Confrérie des témoins de saint Yves : récollection Avent 2020 (3/5) 3ème semaine de l’Avent : E comme « Envoyé »

 Avez-vous remarqué comment, en ce temps de l’Avent, beaucoup de personnages bibliques sont des Envoyés ? C’est pour eux une vraie joie. Nous pouvons relire les textes de ce 3ème dimanche à cette lumière.

 Lecture du livre du prophète Isaïe  (Is 61)

« L’Esprit du Seigneur Dieu est sur moi parce que le Seigneur m’a consacré par l’onction. Il m’a envoyé annoncer la bonne nouvelle aux humbles, guérir ceux qui ont le cœur brisé, proclamer aux captifs leur délivrance, aux prisonniers leur libération, proclamer une année de bienfaits accordée par le Seigneur … le Seigneur Dieu fera germer la justice et la louange devant toutes les nations. »

Lecture de la première lettre de saint Paul apôtre aux Thessaloniciens (1 Th 5)

« Frères, soyez toujours dans la joie, priez sans relâche, rendez grâce en toute circonstance : c’est la volonté de Dieu à votre égard dans le Christ Jésus. N’éteignez pas l’Esprit, ne méprisez pas les prophéties, mais discernez la valeur de toute chose : ce qui est bien, gardez-le ; éloignez-vous de toute espèce de mal. Que le Dieu de la paix lui-même vous sanctifie tout entiers ; que votre esprit, votre âme et votre corps, soient tout entiers gardés sans reproche pour la venue de notre Seigneur Jésus Christ.

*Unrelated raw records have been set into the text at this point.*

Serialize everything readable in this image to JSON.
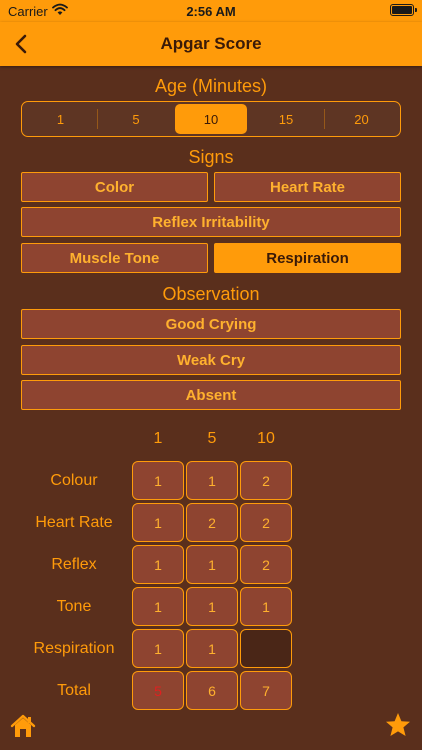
{
  "status": {
    "carrier": "Carrier",
    "time": "2:56 AM"
  },
  "nav": {
    "title": "Apgar Score",
    "back_icon": "chevron-left-icon"
  },
  "age": {
    "title": "Age  (Minutes)",
    "options": [
      "1",
      "5",
      "10",
      "15",
      "20"
    ],
    "selected": "10"
  },
  "signs": {
    "title": "Signs",
    "items": [
      "Color",
      "Heart Rate",
      "Reflex Irritability",
      "Muscle Tone",
      "Respiration"
    ],
    "selected": "Respiration"
  },
  "observation": {
    "title": "Observation",
    "items": [
      "Good Crying",
      "Weak Cry",
      "Absent"
    ]
  },
  "table": {
    "columns": [
      "1",
      "5",
      "10"
    ],
    "rows": [
      {
        "label": "Colour",
        "values": [
          "1",
          "1",
          "2"
        ]
      },
      {
        "label": "Heart Rate",
        "values": [
          "1",
          "2",
          "2"
        ]
      },
      {
        "label": "Reflex",
        "values": [
          "1",
          "1",
          "2"
        ]
      },
      {
        "label": "Tone",
        "values": [
          "1",
          "1",
          "1"
        ]
      },
      {
        "label": "Respiration",
        "values": [
          "1",
          "1",
          ""
        ]
      },
      {
        "label": "Total",
        "values": [
          "5",
          "6",
          "7"
        ]
      }
    ]
  },
  "toolbar": {
    "home_icon": "home-icon",
    "favorite_icon": "star-icon"
  },
  "colors": {
    "accent": "#ff9b0a",
    "background": "#5a2f1c",
    "button": "#8e4430",
    "low_total": "#e02020"
  }
}
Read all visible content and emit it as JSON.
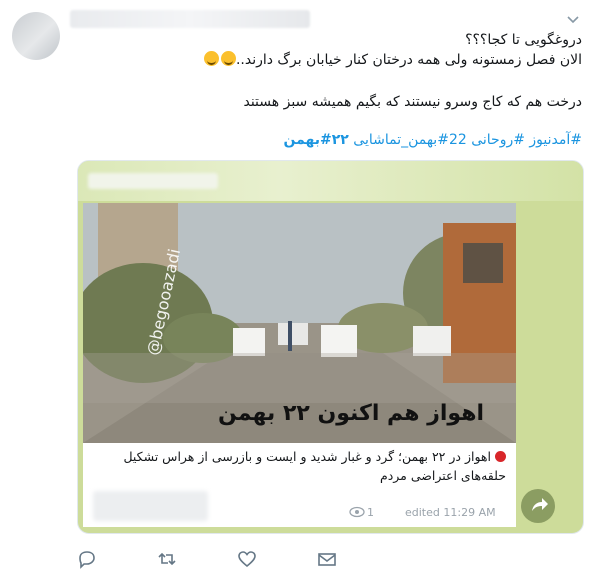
{
  "tweet": {
    "line1": "دروغگویی تا کجا؟؟؟",
    "line2": "الان فصل زمستونه ولی همه درختان کنار خیابان برگ دارند..",
    "line3": "درخت هم که کاج وسرو نیستند که بگیم همیشه سبز هستند",
    "hashtags_pre": "#آمدنیوز #روحانی 22#بهمن_تماشایی ",
    "hashtags_bold": "۲۲#بهمن"
  },
  "card": {
    "watermark": "@begooazadi",
    "image_headline": "اهواز هم اکنون ۲۲ بهمن",
    "caption": "اهواز در ۲۲ بهمن؛ گرد و غبار شدید و ایست و بازرسی از هراس تشکیل حلقه‌های اعتراضی مردم",
    "views": "1",
    "edited": "edited 11:29 AM"
  },
  "icons": {
    "caret": "chevron-down-icon",
    "reply": "reply-icon",
    "retweet": "retweet-icon",
    "like": "heart-icon",
    "dm": "envelope-icon",
    "share": "share-arrow-icon",
    "eye": "eye-icon"
  },
  "colors": {
    "link": "#1b95e0",
    "icon": "#657786",
    "card_bg": "#cddc9a"
  }
}
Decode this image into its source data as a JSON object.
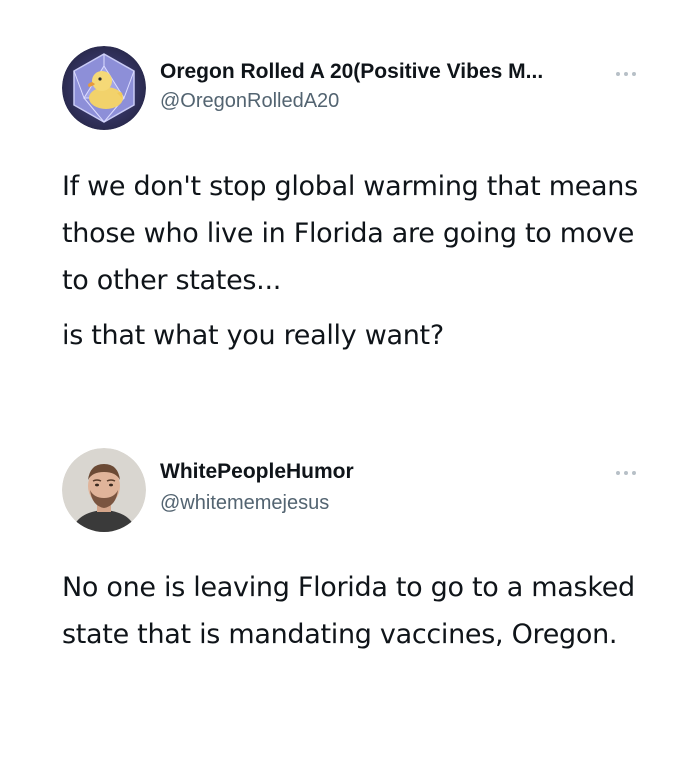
{
  "tweets": [
    {
      "display_name": "Oregon Rolled A 20(Positive Vibes M...",
      "handle": "@OregonRolledA20",
      "avatar_icon": "rubber-duck-d20-icon",
      "more_icon": "more-options-icon",
      "text_lines": [
        "If we don't stop global warming that means those who live in Florida are going to move to other states...",
        "is that what you really want?"
      ]
    },
    {
      "display_name": "WhitePeopleHumor",
      "handle": "@whitememejesus",
      "avatar_icon": "profile-photo-icon",
      "more_icon": "more-options-icon",
      "text_lines": [
        "No one is leaving Florida to go to a masked state that is mandating vaccines, Oregon."
      ]
    }
  ],
  "colors": {
    "background": "#ffffff",
    "text_primary": "#0f1419",
    "text_secondary": "#536471",
    "icon_muted": "#b7c0c7"
  }
}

Il est fidèle, Celui qui vous appelle : tout cela, il le fera. »

Évangile de Jésus Christ selon saint Jean (Jn 1)

« Il y eut un homme envoyé par Dieu ; son nom était Jean. Il est venu comme témoin, pour rendre témoignage à la Lumière, afin que tous croient par lui. Cet homme n’était pas la Lumière, mais il était là pour rendre témoignage à la Lumière… Alors ils lui dirent : « Qui es-tu ? Il faut que nous donnions une réponse à ceux qui nous ont envoyés. Que dis-tu sur toi-même ? » Il répondit : « Je suis la voix de celui qui crie dans le désert : Redressez le chemin du Seigneur, comme a dit le prophète Isaïe » … Or, ils avaient été envoyés de la part des pharisiens. Ils lui posèrent encore cette question : « Pourquoi donc baptises-tu, si tu n’es ni le Christ, ni Élie, ni le Prophète ? » Jean leur répondit : « Moi, je baptise dans l’eau. Mais au milieu de vous se tient celui que vous ne connaissez pas ; c’est Lui qui vient derrière moi, et je ne suis pas digne de délier la courroie de sa sandale. » Cela s’est passé à Béthanie, de l’autre côté du Jourdain, à l’endroit où Jean baptisait. »

La 1ère semaine de l’Avent, il y avait ceux qui ont annoncé la venue du Messie, les prophètes, en premier lieu Isaïe : « L’Esprit du Seigneur Dieu est sur moi …Il m’a envoyé annoncer la bonne nouvelle. » (Is 61) Il nous a accompagnés en ce début d’Avent. C’est aussi Ézékiel, Habacuc … Parfois le Seigneur va les chercher dans leurs activités courantes, Amos proteste : « Je n’étais pas prophète ni fils de prophète ; j’étais bouvier, et je soignais les sycomores. Mais le Seigneur m’a saisi quand j’étais derrière le troupeau. » (Am 7) Ce sont aussi les patriarches, Moïse, envoyé pour faire sortir d’Égypte le Peuple de Dieu, il proteste aussi : « … je n’ai jamais été doué pour la parole … j’ai la bouche lourde et la langue pesante, moi ! » (Ex 4)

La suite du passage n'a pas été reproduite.